Todas essas proposições, portanto, reivindicam a crença em seus conteúdos, mas não sem fundamentar sua pretensão. Elas se apresentam como o resultado abreviado de um longo processo de pensamento baseado na observação e, certamente, também na dedução; e a quem tiver o intuito de refazer esse processo por conta própria, em vez de aceitar seu resultado, elas mostram o caminho. Quando a proposição não é evidente como no caso de afirmações geográficas, sempre se acrescenta também a proveniência do conhecimento que ela anuncia. Por exemplo, o conhecimento de que a Terra tem a forma de uma esfera; como provas disso, são aduzidos o experimento de Foucault com o pêndulo, o comportamento do horizonte e a possibilidade de circum-navegá-la. Visto que é impraticável, conforme reconhecem todos os interessados, enviar todos os escolares em viagens de circum-navegação, a escola se contenta em deixar que seus ensinamentos sejam aceitos de “boa-fé”, sabendo, porém, que o caminho para a convicção pessoal permanece aberto.
Tentemos medir as proposições religiosas com o mesmo critério. Quando perguntamos sobre o fundamento da pretensão de que se acredite nelas, recebemos três respostas que se harmonizam notavelmente mal entre si. Em primeiro lugar, merecem crédito porque nossos ancestrais já acreditavam nelas; em segundo lugar, possuímos provas que nos foram transmitidas precisamente dessa época antiga, e, em terceiro lugar, é absolutamente proibido questionar essa comprovação. No passado, esse atrevimento era punido com os mais severos castigos, e ainda hoje a sociedade vê com desagrado que alguém o renove.

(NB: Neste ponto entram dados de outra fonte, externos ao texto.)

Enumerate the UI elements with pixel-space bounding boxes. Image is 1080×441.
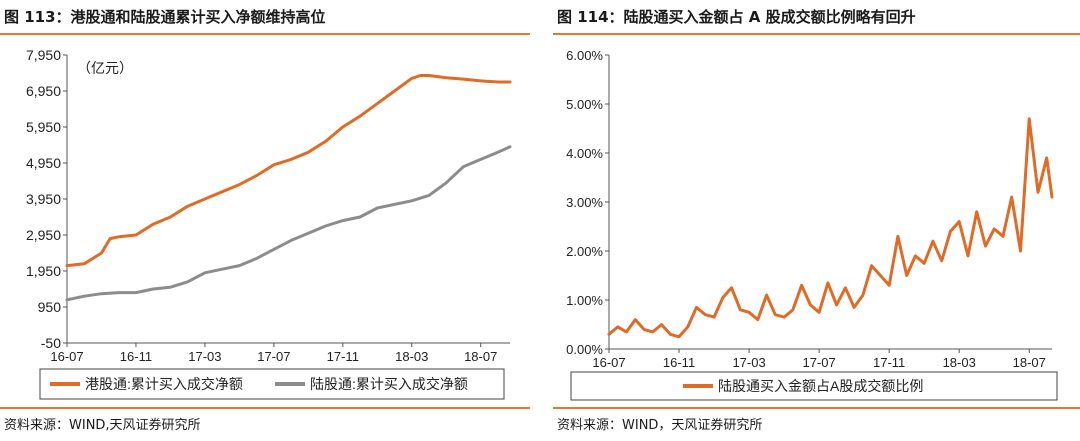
left-legend-box [39, 368, 505, 400]
right-y-tick-label: 4.00% [566, 146, 603, 161]
left-y-tick-label: 1,950 [26, 263, 61, 279]
left-y-tick-label: -50 [41, 335, 61, 351]
left-chart: 7,950 6,950 5,950 4,950 3,950 2,950 1,950 950 -5… [26, 47, 512, 400]
right-y-tick-label: 6.00% [566, 48, 603, 63]
left-chart-panel: 图 113：港股通和陆股通累计买入净额维持高位 7,950 6,950 5,950 4… [0, 0, 530, 441]
right-chart: 6.00% 5.00% 4.00% 3.00% 2.00% 1.00% 0.00%16-07… [566, 48, 1058, 401]
right-y-tick-label: 0.00% [566, 342, 603, 357]
right-bottom-rule [553, 407, 1080, 409]
right-series-line-1 [607, 117, 1054, 339]
left-x-tick-label: 16-11 [120, 349, 152, 364]
left-y-tick-label: 2,950 [26, 227, 61, 243]
left-series-line-1 [65, 74, 512, 268]
right-x-tick-label: 17-11 [873, 355, 905, 370]
left-x-tick-label: 16-07 [50, 349, 83, 364]
right-legend-label-1: 陆股通买入金额占A股成交额比例 [718, 378, 923, 394]
right-x-tick-label: 17-03 [732, 355, 765, 370]
right-y-tick-label: 1.00% [566, 293, 603, 308]
right-x-tick-label: 18-07 [1013, 355, 1046, 370]
right-y-tick-label: 3.00% [566, 195, 603, 210]
left-y-tick-label: 3,950 [26, 191, 61, 207]
left-y-tick-label: 950 [38, 299, 62, 315]
left-x-tick-label: 17-11 [327, 349, 359, 364]
right-legend-box [570, 371, 1058, 401]
left-x-tick-label: 17-07 [257, 349, 290, 364]
left-x-tick-label: 18-07 [464, 349, 497, 364]
left-unit-label: （亿元） [77, 60, 133, 76]
right-chart-title: 图 114：陆股通买入金额占 A 股成交额比例略有回升 [557, 8, 916, 26]
left-series-line-2 [65, 145, 512, 302]
left-legend-label-1: 港股通:累计买入成交净额 [85, 376, 243, 392]
right-x-tick-label: 16-07 [592, 355, 625, 370]
left-source-note: 资料来源：WIND,天风证券研究所 [4, 418, 201, 433]
right-y-tick-label: 5.00% [566, 97, 603, 112]
right-x-tick-label: 17-07 [802, 355, 835, 370]
left-y-tick-label: 6,950 [26, 83, 61, 99]
left-x-tick-label: 18-03 [395, 349, 428, 364]
right-chart-panel: 图 114：陆股通买入金额占 A 股成交额比例略有回升 6.00% 5.00% 4.… [553, 0, 1080, 441]
right-source-note: 资料来源：WIND，天风证券研究所 [557, 418, 763, 433]
right-x-tick-label: 18-03 [943, 355, 976, 370]
left-y-tick-label: 5,950 [26, 119, 61, 135]
right-title-rule [553, 33, 1080, 35]
left-x-tick-label: 17-03 [188, 349, 221, 364]
left-legend-label-2: 陆股通:累计买入成交净额 [310, 376, 468, 392]
left-title-rule [0, 33, 530, 35]
left-bottom-rule [0, 407, 530, 409]
left-y-tick-label: 7,950 [26, 47, 61, 63]
left-y-tick-label: 4,950 [26, 155, 61, 171]
left-chart-title: 图 113：港股通和陆股通累计买入净额维持高位 [4, 8, 326, 26]
right-y-tick-label: 2.00% [566, 244, 603, 259]
right-x-tick-label: 16-11 [663, 355, 695, 370]
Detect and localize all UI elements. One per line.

Esse terceiro ponto precisa despertar as nossas mais fortes reservas. A única motivação de semelhante proibição só pode ser o fato de que a sociedade conhece muito bem o caráter duvidoso da pretensão que reclama para suas doutrinas religiosas. Caso contrário, ela certamente colocaria o material necessário, com a maior boa vontade, à disposição de todo aquele que busca formar a sua própria convicção. Por isso, passamos ao exame dos dois outros argumentos com uma desconfiança difícil de apaziguar. Devemos acreditar porque nossos ancestrais acreditaram. Esses nossos antepassados, porém, eram muito mais ignorantes do que nós; eles acreditavam em coisas que hoje nos são impossíveis de aceitar. Manifesta-se a possibilidade de que as doutrinas religiosas também possam ser desse tipo. As provas que nos deixaram estão registradas em escritos que trazem, eles próprios, todos os sinais de serem indignos de confiança. São contraditórios, retocados e falsificados; quando relatam comprovações efetivas, eles próprios carecem de comprovação. Não ajuda muito afirmar que suas formulações, ou apenas seus conteúdos, têm origem na revelação divina, pois essa afirmação mesma já é uma parte daquelas doutrinas cuja credibilidade deve ser investigada, e nenhuma proposição pode provar a si mesma.
Chegamos assim ao estranho resultado de que precisamente as comunicações de nosso patrimônio cultural que poderiam ter para nós o maior dos significados, às quais cabe a tarefa de nos esclarecer os enigmas do mundo e nos reconciliar com os sofrimentos da vida – de que precisamente elas possuem a mais fraca comprovação. Não poderíamos nos decidir a aceitar um fato para nós tão indiferente quanto o de que as baleias parem seus filhotes em vez de colocar ovos se ele não fosse melhor demonstrável.
Esse estado de coisas é por só um problema psicológico bastante notável. E que ninguém acredite que as observações anteriores acerca da indemonstrabilidade das doutrinas religiosas contenham algo novo. Ela foi percebida em todas as épocas, e certamente também pelos antepassados que legaram tal herança. É possível que muitos deles tenham nutrido as mesmas dúvidas que nós, porém se encontravam sob uma pressão forte demais para que ousassem expressá-las. E, desde então, um número incontável de homens se atormentou com as mesmas dúvidas, que queriam sufocar porque se julgavam obrigados a crer; muitos intelectos brilhantes sucumbiram a esse conflito; muitos caracteres sofreram danos em razão dos compromissos em que buscavam uma saída.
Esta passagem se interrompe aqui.